The pictures in this book are stunning, and help readers to imagine how Afghanistan looked before and during Taliban rule. The story is engaging, and it is an important tale to tell to learn about the hardships of living under Taliban rule. Parvana is very brave and a role model for girls from around the world. It is a tale of family, loyalty and friendship, and also of contrasts with cruelty and characters who demonstrate humanity at its worst.
This book could be an excellent resource in the classroom but needs to be used sensitively and appropriately. I would not place this in the school library for anyone to borrow; while there is no violence depicted, it does have a comic style and might be borrowed by younger children who may not have the maturity to understand the story fully.

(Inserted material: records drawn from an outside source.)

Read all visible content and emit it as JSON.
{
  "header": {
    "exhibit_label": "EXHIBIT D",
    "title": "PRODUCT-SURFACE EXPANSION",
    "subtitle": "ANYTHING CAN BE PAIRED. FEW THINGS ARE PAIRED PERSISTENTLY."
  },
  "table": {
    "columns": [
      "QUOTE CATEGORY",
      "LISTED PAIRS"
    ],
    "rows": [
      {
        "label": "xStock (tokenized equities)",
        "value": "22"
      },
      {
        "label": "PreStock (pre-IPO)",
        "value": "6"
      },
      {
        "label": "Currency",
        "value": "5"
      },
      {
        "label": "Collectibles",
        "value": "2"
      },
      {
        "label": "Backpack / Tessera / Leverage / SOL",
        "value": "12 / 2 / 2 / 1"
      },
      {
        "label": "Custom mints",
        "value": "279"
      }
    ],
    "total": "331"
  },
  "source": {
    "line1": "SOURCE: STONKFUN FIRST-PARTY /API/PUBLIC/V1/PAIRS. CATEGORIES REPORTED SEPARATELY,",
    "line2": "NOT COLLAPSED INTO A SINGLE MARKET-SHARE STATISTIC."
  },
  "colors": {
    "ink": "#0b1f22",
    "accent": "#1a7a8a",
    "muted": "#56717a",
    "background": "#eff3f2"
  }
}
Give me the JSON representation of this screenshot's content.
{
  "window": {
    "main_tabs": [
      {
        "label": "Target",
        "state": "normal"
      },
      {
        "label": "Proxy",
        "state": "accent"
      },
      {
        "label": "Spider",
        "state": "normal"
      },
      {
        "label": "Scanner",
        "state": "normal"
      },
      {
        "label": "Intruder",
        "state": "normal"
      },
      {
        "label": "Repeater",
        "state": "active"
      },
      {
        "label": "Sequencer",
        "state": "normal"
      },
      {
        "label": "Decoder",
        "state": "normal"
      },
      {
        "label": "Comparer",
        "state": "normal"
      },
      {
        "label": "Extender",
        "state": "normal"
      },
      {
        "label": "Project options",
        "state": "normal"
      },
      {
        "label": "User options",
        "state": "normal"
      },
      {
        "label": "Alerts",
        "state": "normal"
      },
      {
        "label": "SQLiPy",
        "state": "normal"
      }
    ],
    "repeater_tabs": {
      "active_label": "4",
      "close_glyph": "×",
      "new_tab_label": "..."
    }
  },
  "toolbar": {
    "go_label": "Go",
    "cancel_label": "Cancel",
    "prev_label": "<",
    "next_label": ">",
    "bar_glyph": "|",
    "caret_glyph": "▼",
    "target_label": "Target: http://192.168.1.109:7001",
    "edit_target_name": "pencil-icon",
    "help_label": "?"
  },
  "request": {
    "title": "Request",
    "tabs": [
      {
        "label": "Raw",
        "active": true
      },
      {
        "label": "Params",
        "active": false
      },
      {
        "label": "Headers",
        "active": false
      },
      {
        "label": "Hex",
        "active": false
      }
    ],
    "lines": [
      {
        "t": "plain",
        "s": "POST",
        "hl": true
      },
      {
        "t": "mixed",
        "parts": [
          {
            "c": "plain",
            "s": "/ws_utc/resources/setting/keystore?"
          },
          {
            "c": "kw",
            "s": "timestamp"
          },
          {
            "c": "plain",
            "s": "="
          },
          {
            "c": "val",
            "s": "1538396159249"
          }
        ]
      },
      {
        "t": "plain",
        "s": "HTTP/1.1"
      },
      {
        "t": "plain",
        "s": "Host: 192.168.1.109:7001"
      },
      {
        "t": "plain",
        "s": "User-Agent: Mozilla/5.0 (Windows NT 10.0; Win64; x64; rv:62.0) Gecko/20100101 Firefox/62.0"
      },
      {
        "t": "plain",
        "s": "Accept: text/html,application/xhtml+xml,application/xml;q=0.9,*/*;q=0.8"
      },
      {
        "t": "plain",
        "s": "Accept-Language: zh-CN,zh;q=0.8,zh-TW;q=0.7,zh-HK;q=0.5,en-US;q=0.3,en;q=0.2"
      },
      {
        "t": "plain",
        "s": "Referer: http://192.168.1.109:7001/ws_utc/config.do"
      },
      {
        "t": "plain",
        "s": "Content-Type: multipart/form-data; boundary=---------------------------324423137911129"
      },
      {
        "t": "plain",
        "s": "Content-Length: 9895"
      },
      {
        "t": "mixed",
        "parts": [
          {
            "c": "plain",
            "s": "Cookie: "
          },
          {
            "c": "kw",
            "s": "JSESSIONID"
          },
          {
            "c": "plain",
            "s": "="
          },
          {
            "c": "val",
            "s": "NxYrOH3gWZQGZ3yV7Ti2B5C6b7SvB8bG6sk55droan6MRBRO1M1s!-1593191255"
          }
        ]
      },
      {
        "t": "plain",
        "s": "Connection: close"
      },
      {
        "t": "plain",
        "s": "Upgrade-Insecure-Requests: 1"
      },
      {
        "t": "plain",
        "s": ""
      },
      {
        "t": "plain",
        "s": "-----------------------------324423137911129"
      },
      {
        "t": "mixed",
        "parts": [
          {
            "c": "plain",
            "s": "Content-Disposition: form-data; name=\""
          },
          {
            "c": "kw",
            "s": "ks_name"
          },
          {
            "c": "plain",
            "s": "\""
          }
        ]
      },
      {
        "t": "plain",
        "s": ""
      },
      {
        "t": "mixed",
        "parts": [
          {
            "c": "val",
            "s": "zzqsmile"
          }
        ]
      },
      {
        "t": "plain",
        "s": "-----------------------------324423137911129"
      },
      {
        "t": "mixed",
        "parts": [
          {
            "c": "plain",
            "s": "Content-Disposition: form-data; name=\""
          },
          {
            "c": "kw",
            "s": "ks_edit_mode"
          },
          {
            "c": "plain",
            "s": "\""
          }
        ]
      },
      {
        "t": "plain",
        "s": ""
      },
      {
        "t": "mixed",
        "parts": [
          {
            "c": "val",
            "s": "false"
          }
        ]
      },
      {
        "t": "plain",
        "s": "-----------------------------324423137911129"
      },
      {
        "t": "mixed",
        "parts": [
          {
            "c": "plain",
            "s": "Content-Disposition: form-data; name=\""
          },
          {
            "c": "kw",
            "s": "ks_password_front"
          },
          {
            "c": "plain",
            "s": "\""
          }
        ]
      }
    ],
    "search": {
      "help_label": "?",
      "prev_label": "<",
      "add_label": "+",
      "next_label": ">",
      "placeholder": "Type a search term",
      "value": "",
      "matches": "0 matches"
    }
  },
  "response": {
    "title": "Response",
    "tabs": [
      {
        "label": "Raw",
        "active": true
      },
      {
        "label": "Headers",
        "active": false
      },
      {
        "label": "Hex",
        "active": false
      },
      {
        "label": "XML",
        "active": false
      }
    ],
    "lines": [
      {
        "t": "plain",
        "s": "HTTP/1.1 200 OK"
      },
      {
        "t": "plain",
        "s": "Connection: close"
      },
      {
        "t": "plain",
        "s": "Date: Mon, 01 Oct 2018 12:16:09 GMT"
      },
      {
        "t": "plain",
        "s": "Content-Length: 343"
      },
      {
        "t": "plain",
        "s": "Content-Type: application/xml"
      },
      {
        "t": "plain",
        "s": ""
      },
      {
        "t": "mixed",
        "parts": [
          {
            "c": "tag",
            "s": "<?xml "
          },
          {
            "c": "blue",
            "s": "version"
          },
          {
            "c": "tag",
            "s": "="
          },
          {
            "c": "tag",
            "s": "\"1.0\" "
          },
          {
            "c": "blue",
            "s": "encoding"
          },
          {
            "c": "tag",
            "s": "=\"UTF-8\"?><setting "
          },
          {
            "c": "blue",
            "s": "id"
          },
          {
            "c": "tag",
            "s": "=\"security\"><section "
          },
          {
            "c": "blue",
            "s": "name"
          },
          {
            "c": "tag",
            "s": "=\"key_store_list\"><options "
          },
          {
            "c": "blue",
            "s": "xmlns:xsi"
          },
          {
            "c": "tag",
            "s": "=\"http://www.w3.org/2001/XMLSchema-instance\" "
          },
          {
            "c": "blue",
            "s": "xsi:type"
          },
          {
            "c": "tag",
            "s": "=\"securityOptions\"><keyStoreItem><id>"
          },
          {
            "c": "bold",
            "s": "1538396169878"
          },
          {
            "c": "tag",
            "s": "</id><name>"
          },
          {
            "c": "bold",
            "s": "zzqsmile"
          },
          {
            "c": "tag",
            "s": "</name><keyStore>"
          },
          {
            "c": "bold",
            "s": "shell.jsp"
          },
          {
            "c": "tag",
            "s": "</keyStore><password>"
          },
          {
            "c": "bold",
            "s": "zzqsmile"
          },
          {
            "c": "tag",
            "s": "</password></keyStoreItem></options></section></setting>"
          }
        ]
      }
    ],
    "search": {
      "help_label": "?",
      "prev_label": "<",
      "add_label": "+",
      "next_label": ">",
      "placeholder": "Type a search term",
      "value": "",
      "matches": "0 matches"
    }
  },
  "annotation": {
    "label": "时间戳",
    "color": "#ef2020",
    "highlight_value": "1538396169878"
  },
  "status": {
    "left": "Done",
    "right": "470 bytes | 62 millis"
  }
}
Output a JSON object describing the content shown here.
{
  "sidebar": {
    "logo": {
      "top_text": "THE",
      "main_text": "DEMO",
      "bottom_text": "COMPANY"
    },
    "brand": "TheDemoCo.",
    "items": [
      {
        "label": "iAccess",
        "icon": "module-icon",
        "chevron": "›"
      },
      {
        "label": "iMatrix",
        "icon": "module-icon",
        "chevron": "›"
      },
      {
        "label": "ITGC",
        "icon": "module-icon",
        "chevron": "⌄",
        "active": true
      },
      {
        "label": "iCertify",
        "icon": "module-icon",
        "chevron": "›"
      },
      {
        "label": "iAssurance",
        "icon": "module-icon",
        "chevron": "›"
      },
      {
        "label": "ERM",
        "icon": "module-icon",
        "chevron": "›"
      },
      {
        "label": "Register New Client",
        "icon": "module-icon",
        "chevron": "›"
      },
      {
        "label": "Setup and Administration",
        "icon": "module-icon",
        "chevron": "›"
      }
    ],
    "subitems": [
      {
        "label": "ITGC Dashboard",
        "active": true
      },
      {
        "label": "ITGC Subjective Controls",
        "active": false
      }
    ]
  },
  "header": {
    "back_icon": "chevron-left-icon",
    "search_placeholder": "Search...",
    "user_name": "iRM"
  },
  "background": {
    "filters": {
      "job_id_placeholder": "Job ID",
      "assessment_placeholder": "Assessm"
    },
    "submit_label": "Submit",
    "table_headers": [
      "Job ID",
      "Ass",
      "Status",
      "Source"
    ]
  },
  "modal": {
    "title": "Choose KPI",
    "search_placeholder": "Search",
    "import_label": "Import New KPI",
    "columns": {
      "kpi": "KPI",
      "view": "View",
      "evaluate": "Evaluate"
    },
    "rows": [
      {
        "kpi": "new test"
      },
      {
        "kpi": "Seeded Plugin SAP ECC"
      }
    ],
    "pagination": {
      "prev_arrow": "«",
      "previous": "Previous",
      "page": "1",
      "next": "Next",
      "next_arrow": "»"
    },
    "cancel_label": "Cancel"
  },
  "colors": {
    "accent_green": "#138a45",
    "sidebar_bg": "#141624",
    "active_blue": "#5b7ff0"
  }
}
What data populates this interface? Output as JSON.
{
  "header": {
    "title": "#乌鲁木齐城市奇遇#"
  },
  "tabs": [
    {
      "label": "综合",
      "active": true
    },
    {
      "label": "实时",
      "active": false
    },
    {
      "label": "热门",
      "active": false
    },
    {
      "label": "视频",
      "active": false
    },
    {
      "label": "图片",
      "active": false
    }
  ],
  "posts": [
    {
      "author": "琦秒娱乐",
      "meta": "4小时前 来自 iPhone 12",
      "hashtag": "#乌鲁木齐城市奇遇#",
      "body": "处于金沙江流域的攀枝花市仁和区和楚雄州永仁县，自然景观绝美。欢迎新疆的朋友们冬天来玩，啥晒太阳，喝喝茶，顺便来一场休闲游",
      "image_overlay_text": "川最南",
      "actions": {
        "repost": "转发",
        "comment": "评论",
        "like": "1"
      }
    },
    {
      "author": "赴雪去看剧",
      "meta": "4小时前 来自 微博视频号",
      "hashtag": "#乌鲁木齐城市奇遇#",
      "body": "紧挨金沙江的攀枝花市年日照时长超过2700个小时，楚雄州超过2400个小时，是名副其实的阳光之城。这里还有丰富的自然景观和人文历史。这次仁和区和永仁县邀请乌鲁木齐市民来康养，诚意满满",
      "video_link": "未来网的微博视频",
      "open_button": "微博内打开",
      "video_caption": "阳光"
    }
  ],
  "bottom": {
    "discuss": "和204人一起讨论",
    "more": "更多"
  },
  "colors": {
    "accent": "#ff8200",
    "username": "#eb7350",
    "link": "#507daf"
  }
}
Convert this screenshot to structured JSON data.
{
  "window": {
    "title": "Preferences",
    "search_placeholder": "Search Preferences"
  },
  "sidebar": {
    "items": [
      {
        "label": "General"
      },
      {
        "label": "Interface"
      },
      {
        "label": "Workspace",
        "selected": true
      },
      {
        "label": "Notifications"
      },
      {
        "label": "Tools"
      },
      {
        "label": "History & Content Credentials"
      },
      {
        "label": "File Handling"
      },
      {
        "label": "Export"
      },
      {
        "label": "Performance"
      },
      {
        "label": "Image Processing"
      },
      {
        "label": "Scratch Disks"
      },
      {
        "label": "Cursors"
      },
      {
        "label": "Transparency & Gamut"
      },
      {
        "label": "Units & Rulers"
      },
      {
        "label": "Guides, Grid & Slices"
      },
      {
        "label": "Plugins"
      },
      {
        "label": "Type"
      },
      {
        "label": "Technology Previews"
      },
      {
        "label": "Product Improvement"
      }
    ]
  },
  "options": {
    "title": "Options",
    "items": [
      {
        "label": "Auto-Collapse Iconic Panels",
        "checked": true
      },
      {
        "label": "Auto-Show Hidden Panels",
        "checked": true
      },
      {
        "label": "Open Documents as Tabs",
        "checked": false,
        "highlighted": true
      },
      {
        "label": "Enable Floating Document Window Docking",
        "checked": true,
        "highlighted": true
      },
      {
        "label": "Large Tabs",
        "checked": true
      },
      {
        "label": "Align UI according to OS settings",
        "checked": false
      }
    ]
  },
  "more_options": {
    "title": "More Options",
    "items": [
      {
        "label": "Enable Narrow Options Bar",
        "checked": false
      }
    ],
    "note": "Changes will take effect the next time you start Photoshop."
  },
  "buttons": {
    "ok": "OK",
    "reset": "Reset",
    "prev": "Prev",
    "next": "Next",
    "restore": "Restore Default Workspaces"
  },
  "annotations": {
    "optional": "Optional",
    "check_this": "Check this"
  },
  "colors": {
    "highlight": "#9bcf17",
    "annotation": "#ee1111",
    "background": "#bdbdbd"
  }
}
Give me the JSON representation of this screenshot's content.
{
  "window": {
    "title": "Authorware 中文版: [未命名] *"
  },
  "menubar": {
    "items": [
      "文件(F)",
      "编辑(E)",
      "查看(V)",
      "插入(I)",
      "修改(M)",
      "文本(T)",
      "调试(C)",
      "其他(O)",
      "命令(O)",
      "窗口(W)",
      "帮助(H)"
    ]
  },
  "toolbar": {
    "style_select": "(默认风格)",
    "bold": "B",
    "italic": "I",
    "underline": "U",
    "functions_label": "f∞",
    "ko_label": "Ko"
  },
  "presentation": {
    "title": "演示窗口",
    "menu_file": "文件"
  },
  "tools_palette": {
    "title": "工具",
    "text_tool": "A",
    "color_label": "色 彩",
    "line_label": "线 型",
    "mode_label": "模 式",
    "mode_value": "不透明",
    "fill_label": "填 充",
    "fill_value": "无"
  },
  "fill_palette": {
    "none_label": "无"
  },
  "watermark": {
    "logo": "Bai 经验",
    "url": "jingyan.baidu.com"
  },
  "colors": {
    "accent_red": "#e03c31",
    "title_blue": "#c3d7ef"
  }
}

While I think this would be a fantastic book to share with all UKS2 classes. I think teachers need to ensure that they give children some background information – for example, one of the authorities shouts “This man is an enemy of Islam he’s got forbidden books and he’s teaching the women with them”. It is vital that teachers explain to children that although this is the view of the Taliban, it is not a view held by the majority of Muslims around the world, who believe that women should be educated. Islam has done a tremendous amount to improve the rights of women in society. There is some excellent historical information inside the back cover of the book, which is useful to read alongside the story.
I think The Breadwinner would be fantastic to read this book alongside I am Malala and Welcome to Nowhere by Elizabeth Laird (or extracts from these books), as they all address political issues through the lives and eyes of children.